От тряски и жесткого седла у Зотова разболелась задница. Потихоньку бы надо, а тут… Враскорячку пойдешь. А ведь в Гражданскую мог сутками с коня не слезать. Стемнело внезапно, вроде только падали последние косые лучи, и сразу обрушилась тьма. Тропа ручейком нырнула в затянутый дымкой овраг и выскочила навстречу поднявшейся луне и грунтовой дороге. В подсохшей грязи виднелись отпечатки автомобильных протекторов. Вот и цивилизация.

– Долго еще? – спросил он, нарушая затянувшееся молчание.

– Немножко осталось, – тихо ответила Анна и приложила указательный палец к губам. Ее профиль четко выделялся в лунном свете. Разговор не заладился.

Дважды слышался отдаленный собачий лай, и однажды вроде гудели моторы. Дорога вихляла, как пьяная. Лес густел. К запаху гнили и сырой плесени примешался едва уловимый аромат табака. Зотов пропустил момент, когда из темноты выступили черные тени.

– Стой, кто идет? – спросил хриплый, прокуренный голос. В темноту улетел, рассыпая искорки, огонек. Предупреждающе лязгнул затвор. Шутить здесь не будут.

– Ни звука, – предупредила Анна. – Я разберусь.

Зотов поудобнее перехватил автомат. Если завертится, успеть бы прыгнуть в кусты. Там пускай ловят.

Вспыхнул электрический фонарь, узкий луч запрыгал по лошадиным крупам. Мазнул по лицу. Зотов ослеп. Сволочи, теперь, как новорожденный щенок. Пока неизвестно, гладить будут или сразу топить.

– Свои, не стреляйте, – предупредила Анна.

– Пароль.

– Свобода. Отзыв?

– Или смерть, – фонарик перестал слепить.

Зотов и Анна поравнялись с чернеющими фигурами. Лунные отблески играли на стали и белых повязках на рукавах. Полицаев было четверо, Зотов рассмотрел в кустах небрежно замаскированный пулемет. Пост особо и не скрывался, в яме на обочине дотлевали багровые угли, на палках сушились портянки, в зарослях храпели и беспокоились лошади. Не боятся, сволочи, как дома расположились. Интересно, куда это занесло, раз бобики чувствуют себя в безопасности?

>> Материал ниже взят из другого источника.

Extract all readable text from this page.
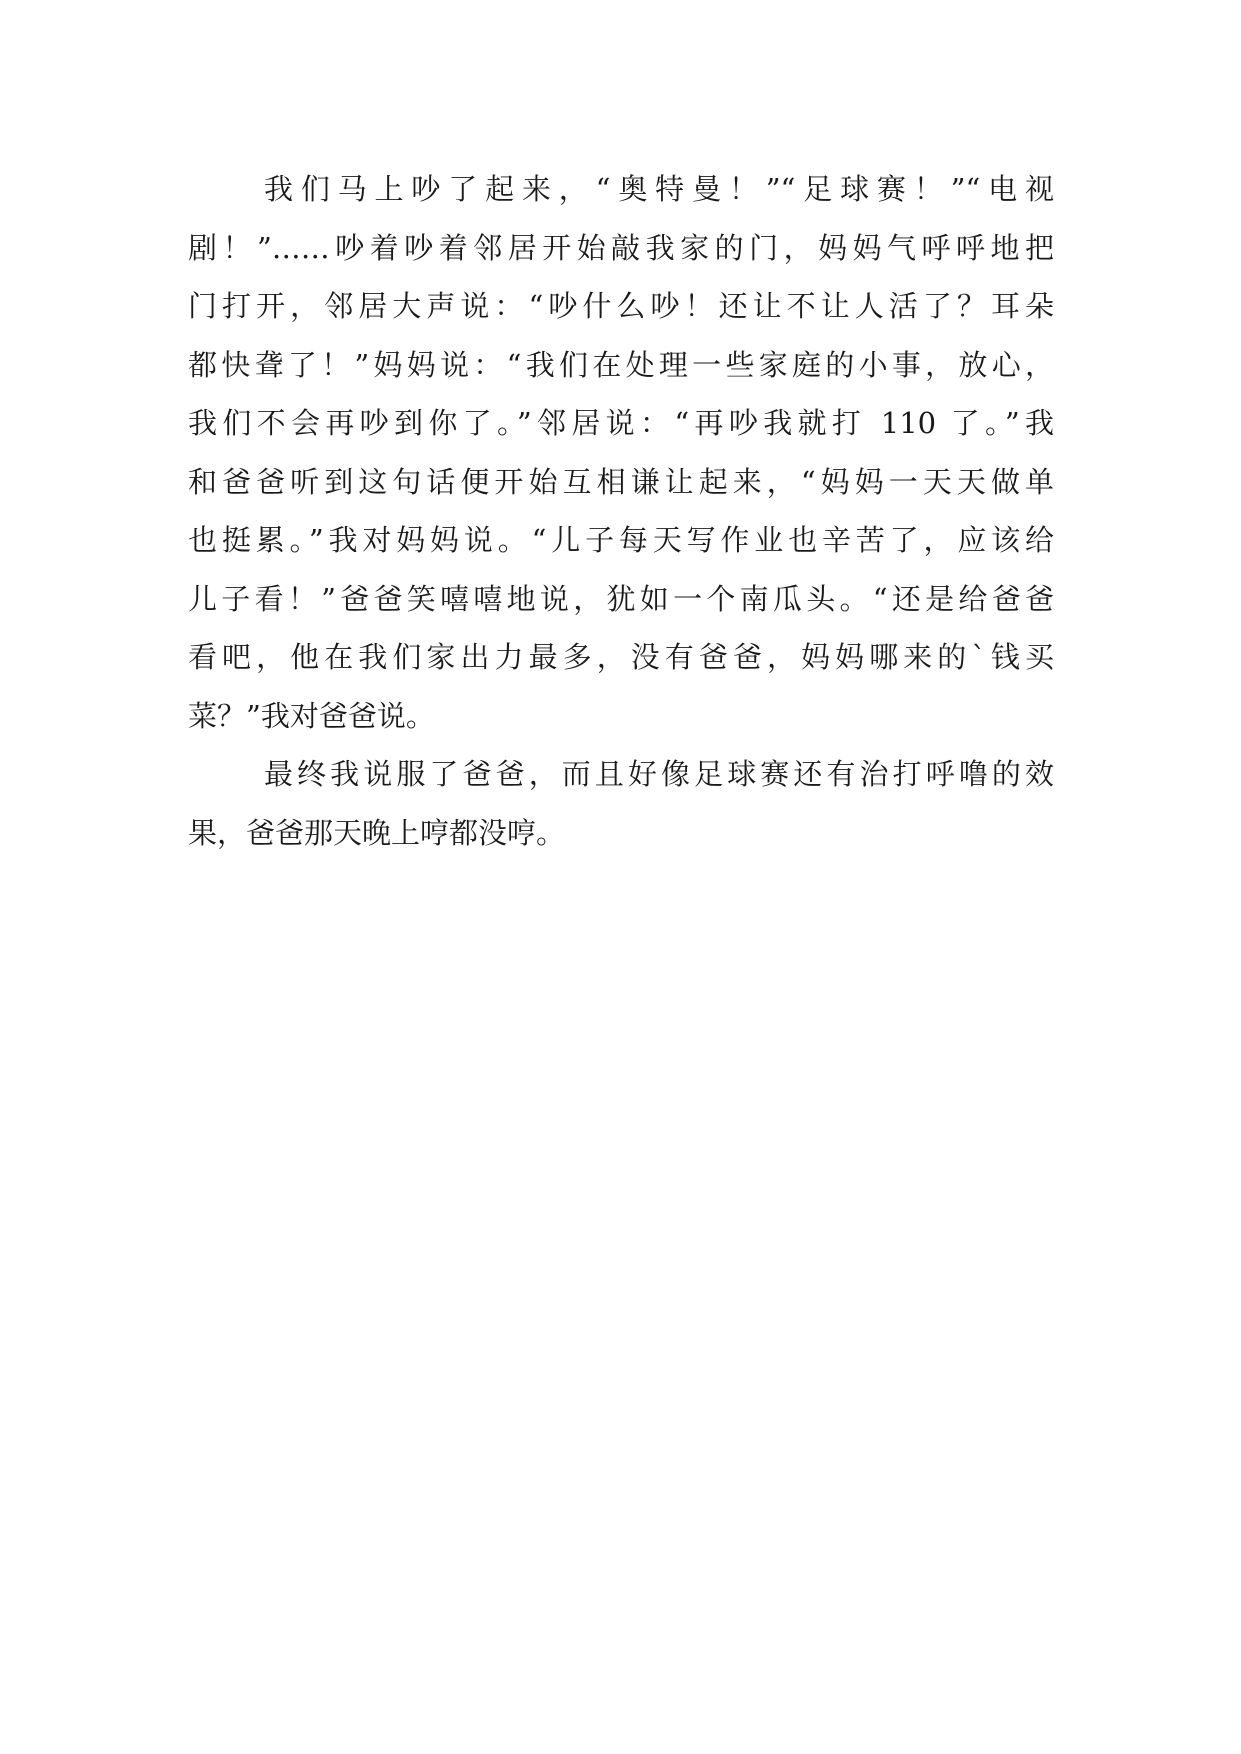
我们马上吵了起来，“奥特曼！”“足球赛！”“电视
剧！”……吵着吵着邻居开始敲我家的门，妈妈气呼呼地把
门打开，邻居大声说：“吵什么吵！还让不让人活了？耳朵
都快聋了！”妈妈说：“我们在处理一些家庭的小事，放心，
我们不会再吵到你了。”邻居说：“再吵我就打 110 了。”我
和爸爸听到这句话便开始互相谦让起来，“妈妈一天天做单
也挺累。”我对妈妈说。“儿子每天写作业也辛苦了，应该给
儿子看！”爸爸笑嘻嘻地说，犹如一个南瓜头。“还是给爸爸
看吧，他在我们家出力最多，没有爸爸，妈妈哪来的`钱买
菜？”我对爸爸说。
最终我说服了爸爸，而且好像足球赛还有治打呼噜的效
果，爸爸那天晚上哼都没哼。
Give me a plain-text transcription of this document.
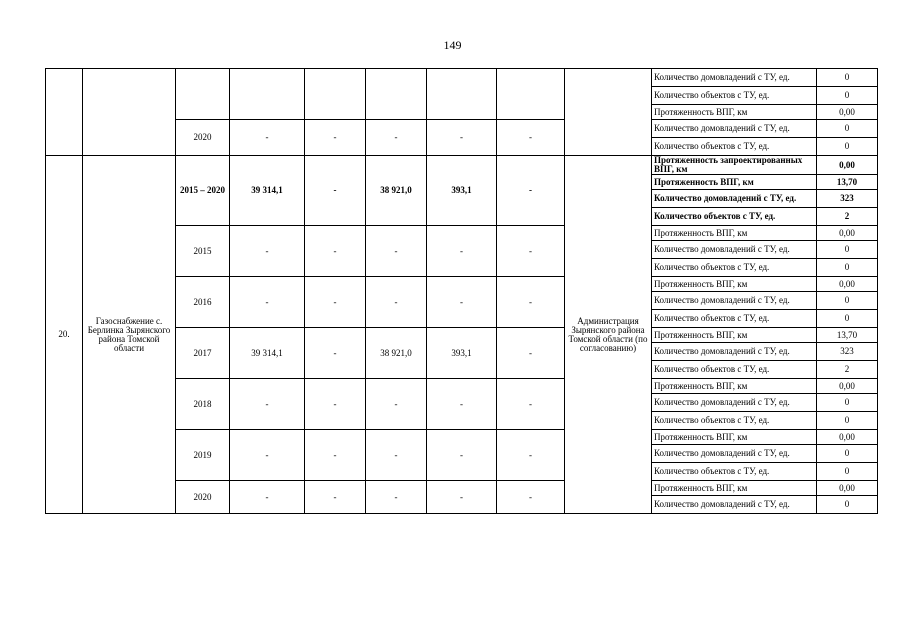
149
									Количество домовладений с ТУ, ед.	0
									Количество объектов с ТУ, ед.	0
									Протяженность ВПГ, км	0,00
		2020	-	-	-	-	-		Количество домовладений с ТУ, ед.	0
									Количество объектов с ТУ, ед.	0
20.	Газоснабжение с. Берлинка Зырянского района Томской области	2015 – 2020	39 314,1	-	38 921,0	393,1	-	Администрация Зырянского района Томской области (по согласованию)	Протяженность запроектированных ВПГ, км	0,00
									Протяженность ВПГ, км	13,70
									Количество домовладений с ТУ, ед.	323
									Количество объектов с ТУ, ед.	2
		2015	-	-	-	-	-		Протяженность ВПГ, км	0,00
									Количество домовладений с ТУ, ед.	0
									Количество объектов с ТУ, ед.	0
		2016	-	-	-	-	-		Протяженность ВПГ, км	0,00
									Количество домовладений с ТУ, ед.	0
									Количество объектов с ТУ, ед.	0
		2017	39 314,1	-	38 921,0	393,1	-		Протяженность ВПГ, км	13,70
									Количество домовладений с ТУ, ед.	323
									Количество объектов с ТУ, ед.	2
		2018	-	-	-	-	-		Протяженность ВПГ, км	0,00
									Количество домовладений с ТУ, ед.	0
									Количество объектов с ТУ, ед.	0
		2019	-	-	-	-	-		Протяженность ВПГ, км	0,00
									Количество домовладений с ТУ, ед.	0
									Количество объектов с ТУ, ед.	0
		2020	-	-	-	-	-		Протяженность ВПГ, км	0,00
									Количество домовладений с ТУ, ед.	0
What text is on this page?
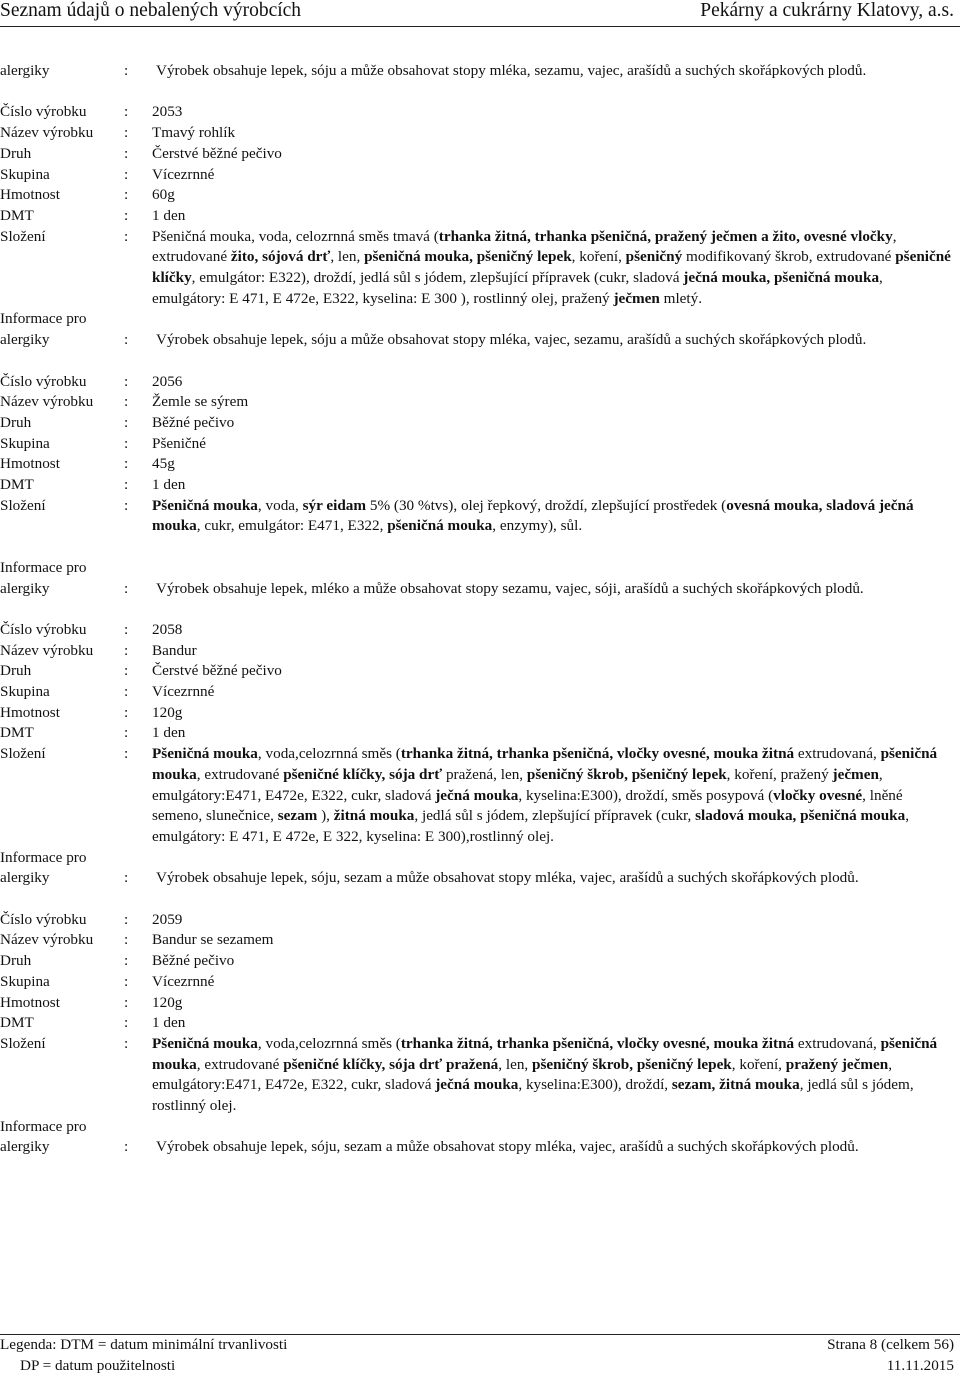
Seznam údajů o nebalených výrobcích	Pekárny a cukrárny Klatovy, a.s.
alergiky	:	Výrobek obsahuje lepek, sóju a může obsahovat stopy mléka, sezamu, vajec, arašídů a suchých skořápkových plodů.
Číslo výrobku	:	2053
Název výrobku	:	Tmavý rohlík
Druh	:	Čerstvé běžné pečivo
Skupina	:	Vícezrnné
Hmotnost	:	60g
DMT	:	1 den
Složení	:	Pšeničná mouka, voda, celozrnná směs tmavá (trhanka žitná, trhanka pšeničná, pražený ječmen a žito, ovesné vločky, extrudované žito, sójová drť, len, pšeničná mouka, pšeničný lepek, koření, pšeničný modifikovaný škrob, extrudované pšeničné klíčky, emulgátor: E322), droždí, jedlá sůl s jódem, zlepšující přípravek (cukr, sladová ječná mouka, pšeničná mouka, emulgátory: E 471, E 472e, E322, kyselina: E 300 ), rostlinný olej, pražený ječmen mletý.
Informace pro
alergiky	:	Výrobek obsahuje lepek, sóju a může obsahovat stopy mléka, vajec, sezamu, arašídů a suchých skořápkových plodů.
Číslo výrobku	:	2056
Název výrobku	:	Žemle se sýrem
Druh	:	Běžné pečivo
Skupina	:	Pšeničné
Hmotnost	:	45g
DMT	:	1 den
Složení	:	Pšeničná mouka, voda, sýr eidam 5% (30 %tvs), olej řepkový, droždí, zlepšující prostředek (ovesná mouka, sladová ječná mouka, cukr, emulgátor: E471, E322, pšeničná mouka, enzymy), sůl.
Informace pro
alergiky	:	Výrobek obsahuje lepek, mléko a může obsahovat stopy sezamu, vajec, sóji, arašídů a suchých skořápkových plodů.
Číslo výrobku	:	2058
Název výrobku	:	Bandur
Druh	:	Čerstvé běžné pečivo
Skupina	:	Vícezrnné
Hmotnost	:	120g
DMT	:	1 den
Složení	:	Pšeničná mouka, voda,celozrnná směs (trhanka žitná, trhanka pšeničná, vločky ovesné, mouka žitná extrudovaná, pšeničná mouka, extrudované pšeničné klíčky, sója drť pražená, len, pšeničný škrob, pšeničný lepek, koření, pražený ječmen, emulgátory:E471, E472e, E322, cukr, sladová ječná mouka, kyselina:E300), droždí, směs posypová (vločky ovesné, lněné semeno, slunečnice, sezam ), žitná mouka, jedlá sůl s jódem, zlepšující přípravek (cukr, sladová mouka, pšeničná mouka, emulgátory: E 471, E 472e, E 322, kyselina: E 300),rostlinný olej.
Informace pro
alergiky	:	Výrobek obsahuje lepek, sóju, sezam a může obsahovat stopy mléka, vajec, arašídů a suchých skořápkových plodů.
Číslo výrobku	:	2059
Název výrobku	:	Bandur se sezamem
Druh	:	Běžné pečivo
Skupina	:	Vícezrnné
Hmotnost	:	120g
DMT	:	1 den
Složení	:	Pšeničná mouka, voda,celozrnná směs (trhanka žitná, trhanka pšeničná, vločky ovesné, mouka žitná extrudovaná, pšeničná mouka, extrudované pšeničné klíčky, sója drť pražená, len, pšeničný škrob, pšeničný lepek, koření, pražený ječmen, emulgátory:E471, E472e, E322, cukr, sladová ječná mouka, kyselina:E300), droždí, sezam, žitná mouka, jedlá sůl s jódem, rostlinný olej.
Informace pro
alergiky	:	Výrobek obsahuje lepek, sóju, sezam a může obsahovat stopy mléka, vajec, arašídů a suchých skořápkových plodů.
Legenda: DTM = datum minimální trvanlivosti
DP = datum použitelnosti
Strana 8 (celkem 56)
11.11.2015
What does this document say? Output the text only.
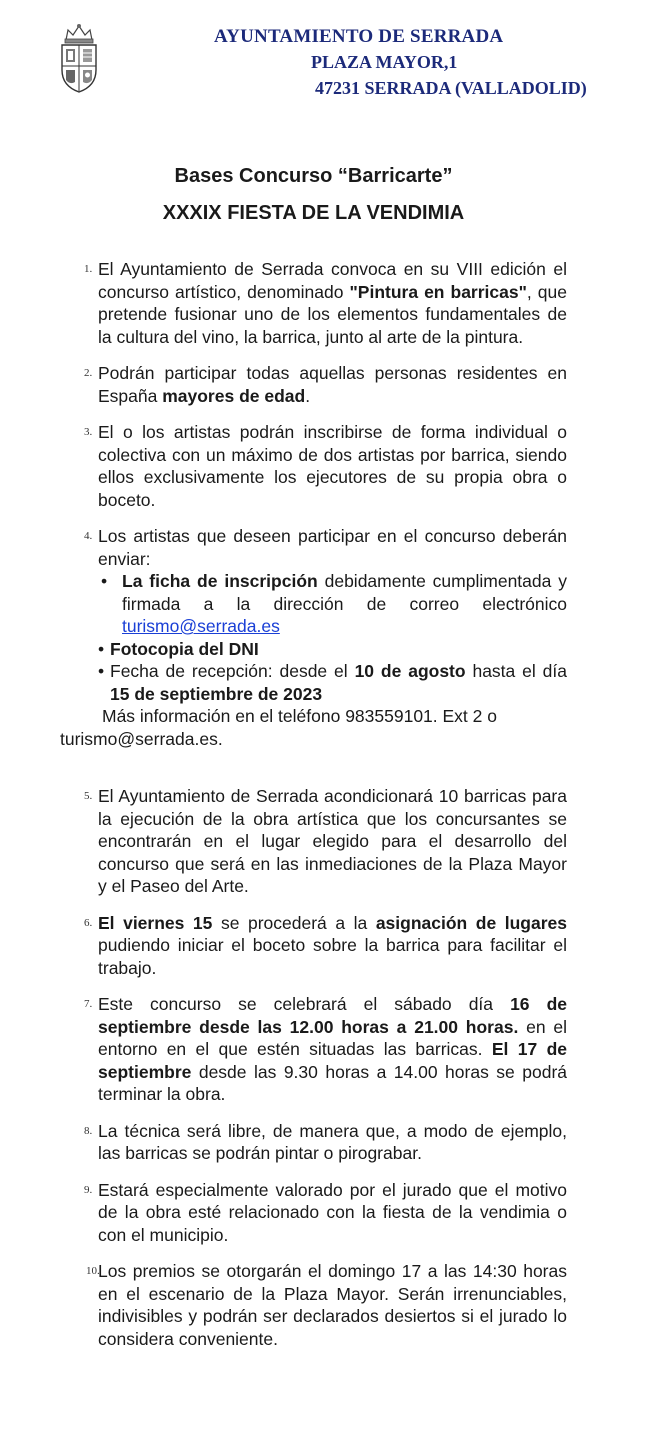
AYUNTAMIENTO DE SERRADA
PLAZA MAYOR,1
47231 SERRADA (VALLADOLID)
Bases Concurso “Barricarte”
XXXIX FIESTA DE LA VENDIMIA
1. El Ayuntamiento de Serrada convoca en su VIII edición el concurso artístico, denominado "Pintura en barricas", que pretende fusionar uno de los elementos fundamentales de la cultura del vino, la barrica, junto al arte de la pintura.

2. Podrán participar todas aquellas personas residentes en España mayores de edad.

3. El o los artistas podrán inscribirse de forma individual o colectiva con un máximo de dos artistas por barrica, siendo ellos exclusivamente los ejecutores de su propia obra o boceto.

4. Los artistas que deseen participar en el concurso deberán enviar:

• La ficha de inscripción debidamente cumplimentada y firmada a la dirección de correo electrónico turismo@serrada.es
• Fotocopia del DNI
• Fecha de recepción: desde el 10 de agosto hasta el día 15 de septiembre de 2023
Más información en el teléfono 983559101. Ext 2 o
turismo@serrada.es.
5. El Ayuntamiento de Serrada acondicionará 10 barricas para la ejecución de la obra artística que los concursantes se encontrarán en el lugar elegido para el desarrollo del concurso que será en las inmediaciones de la Plaza Mayor y el Paseo del Arte.

6. El viernes 15 se procederá a la asignación de lugares pudiendo iniciar el boceto sobre la barrica para facilitar el trabajo.

7. Este concurso se celebrará el sábado día 16 de septiembre desde las 12.00 horas a 21.00 horas. en el entorno en el que estén situadas las barricas. El 17 de septiembre desde las 9.30 horas a 14.00 horas se podrá terminar la obra.

8. La técnica será libre, de manera que, a modo de ejemplo, las barricas se podrán pintar o pirograbar.

9. Estará especialmente valorado por el jurado que el motivo de la obra esté relacionado con la fiesta de la vendimia o con el municipio.

10.

Los premios se otorgarán el domingo 17 a las 14:30 horas en el escenario de la Plaza Mayor. Serán irrenunciables, indivisibles y podrán ser declarados desiertos si el jurado lo considera conveniente.
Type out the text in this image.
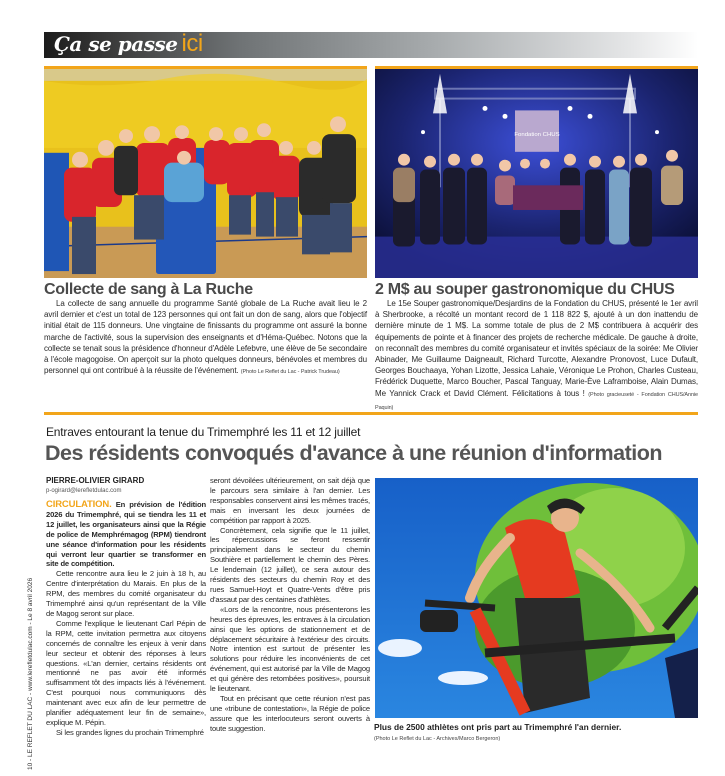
Ça se passe ici
Fondation CHUS
Collecte de sang à La Ruche
La collecte de sang annuelle du programme Santé globale de La Ruche avait lieu le 2 avril dernier et c'est un total de 123 personnes qui ont fait un don de sang, alors que l'objectif initial était de 115 donneurs. Une vingtaine de finissants du programme ont assuré la bonne marche de l'activité, sous la supervision des enseignants et d'Héma-Québec. Notons que la collecte se tenait sous la présidence d'honneur d'Adèle Lefebvre, une élève de 5e secondaire à l'école magogoise. On aperçoit sur la photo quelques donneurs, bénévoles et membres du personnel qui ont contribué à la réussite de l'événement. (Photo Le Reflet du Lac - Patrick Trudeau)
2 M$ au souper gastronomique du CHUS
Le 15e Souper gastronomique/Desjardins de la Fondation du CHUS, présenté le 1er avril à Sherbrooke, a récolté un montant record de 1 118 822 $, ajouté à un don inattendu de dernière minute de 1 M$. La somme totale de plus de 2 M$ contribuera à acquérir des équipements de pointe et à financer des projets de recherche médicale. De gauche à droite, on reconnaît des membres du comité organisateur et invités spéciaux de la soirée: Me Olivier Abinader, Me Guillaume Daigneault, Richard Turcotte, Alexandre Pronovost, Luce Dufault, Georges Bouchaaya, Yohan Lizotte, Jessica Lahaie, Véronique Le Prohon, Charles Custeau, Frédérick Duquette, Marco Boucher, Pascal Tanguay, Marie-Ève Laframboise, Alain Dumas, Me Yannick Crack et David Clément. Félicitations à tous ! (Photo gracieuseté - Fondation CHUS/Annie Paquin)
Entraves entourant la tenue du Trimemphré les 11 et 12 juillet
Des résidents convoqués d'avance à une réunion d'information
PIERRE-OLIVIER GIRARD
p-ogirard@lerefletdulac.com

CIRCULATION. En prévision de l'édition 2026 du Trimemphré, qui se tiendra les 11 et 12 juillet, les organisateurs ainsi que la Régie de police de Memphrémagog (RPM) tiendront une séance d'information pour les résidents qui verront leur quartier se transformer en site de compétition.

Cette rencontre aura lieu le 2 juin à 18 h, au Centre d'interprétation du Marais. En plus de la RPM, des membres du comité organisateur du Trimemphré ainsi qu'un représentant de la Ville de Magog seront sur place.

Comme l'explique le lieutenant Carl Pépin de la RPM, cette invitation permettra aux citoyens concernés de connaître les enjeux à venir dans leur secteur et obtenir des réponses à leurs questions. «L'an dernier, certains résidents ont mentionné ne pas avoir été informés suffisamment tôt des impacts liés à l'événement. C'est pourquoi nous communiquons dès maintenant avec eux afin de leur permettre de planifier adéquatement leur fin de semaine», explique M. Pépin.

Si les grandes lignes du prochain Trimemphré

seront dévoilées ultérieurement, on sait déjà que le parcours sera similaire à l'an dernier. Les responsables conservent ainsi les mêmes tracés, mais en inversant les deux journées de compétition par rapport à 2025.

Concrètement, cela signifie que le 11 juillet, les répercussions se feront ressentir principalement dans le secteur du chemin Southière et partiellement le chemin des Pères. Le lendemain (12 juillet), ce sera autour des résidents des secteurs du chemin Roy et des rues Samuel-Hoyt et Quatre-Vents d'être pris d'assaut par des centaines d'athlètes.

«Lors de la rencontre, nous présenterons les heures des épreuves, les entraves à la circulation ainsi que les options de stationnement et de déplacement sécuritaire à l'extérieur des circuits. Notre intention est surtout de présenter les solutions pour réduire les inconvénients de cet événement, qui est autorisé par la Ville de Magog et qui génère des retombées positives», poursuit le lieutenant.

Tout en précisant que cette réunion n'est pas une «tribune de contestation», la Régie de police assure que les interlocuteurs seront ouverts à toute suggestion.	Plus de 2500 athlètes ont pris part au Trimemphré l'an dernier.
(Photo Le Reflet du Lac - Archives/Marco Bergeron)
10 - LE REFLET DU LAC - www.lerefletdulac.com - Le 8 avril 2026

– Чьих будете? – поинтересовался полицай, видимо главный.

– Своих собственных, – в голосе Анны прозвучала скрытая угроза. – Пароля вам мало?

– Время такое, партизаны шастают, – голос полицая напрягся. Их незаметно взяли в полукольцо.

– Назовите себя, – потребовала Анна.

– С чего бы? – изумился полицай. Подельники разразились мерзким смешком.

– Чтобы я могла сообщить ваши звания и фамилии моему непосредственному начальнику капитану Геберту, командиру абвергруппы «107», – отчеканила Анна.

Кто-то сдержанно выматерился, тени отпрянули.

– Проезжайте, – хриплый голос растерял былую уверенность.

– Так мне назвать себя? – в Анне проснулось что-то другое, властное, жесткое, чужое. Зотов вдруг понял, что ничегошеньки не знает о ней.

– Ехай.

Анна тронула лошадь. За спиной слышался злой шепоток. Зотову стали отчетливо понятны причины успехов лихой разведчицы Анны Ерохиной, гордости партизан брянских лесов, неуловимую и бесстрашную, десятки раз пробиравшуюся туда, где остальные погибали ни за понюшку. Твою мать, никому верить нельзя. Он посмотрел на фосфорицирующие стрелки часов. Без пяти полночь, больше четырех часов в седле. Сколько отмахали, километров двадцать? Из них половину петляли. Полярная звезда мигала среди разорванных, дымчатых облаков, лесная дорога бежала на юго-восток. Впереди засинел открытый просвет, чаща редела, ельник сменили березы. Ерохина подстегнула коня. Неужели приехали?

Просвет оказался вырубкой, края которой терялись во тьме. Над землей космами сочился влажный туман. В стороне от дороги виднелись черные крыши. Анна свернула к строениям. Типичное бандитское гнездо из кино. Дом людоеда из сказки, и кончится она, сука, обязательно плохо. Паршивое место. Лошади мягко ступали по росистой траве, из мрака проступили очертания дома, облепленного сараями и пристройками. Окна недобро чернели. В лесу верещала ночная птица, продирая до самых кишок.

Пес залаял иступленно, забренькала цепь. Огромная зверюга, похожая в темноте на сгусток черноты, рвалась на привязи возле крыльца.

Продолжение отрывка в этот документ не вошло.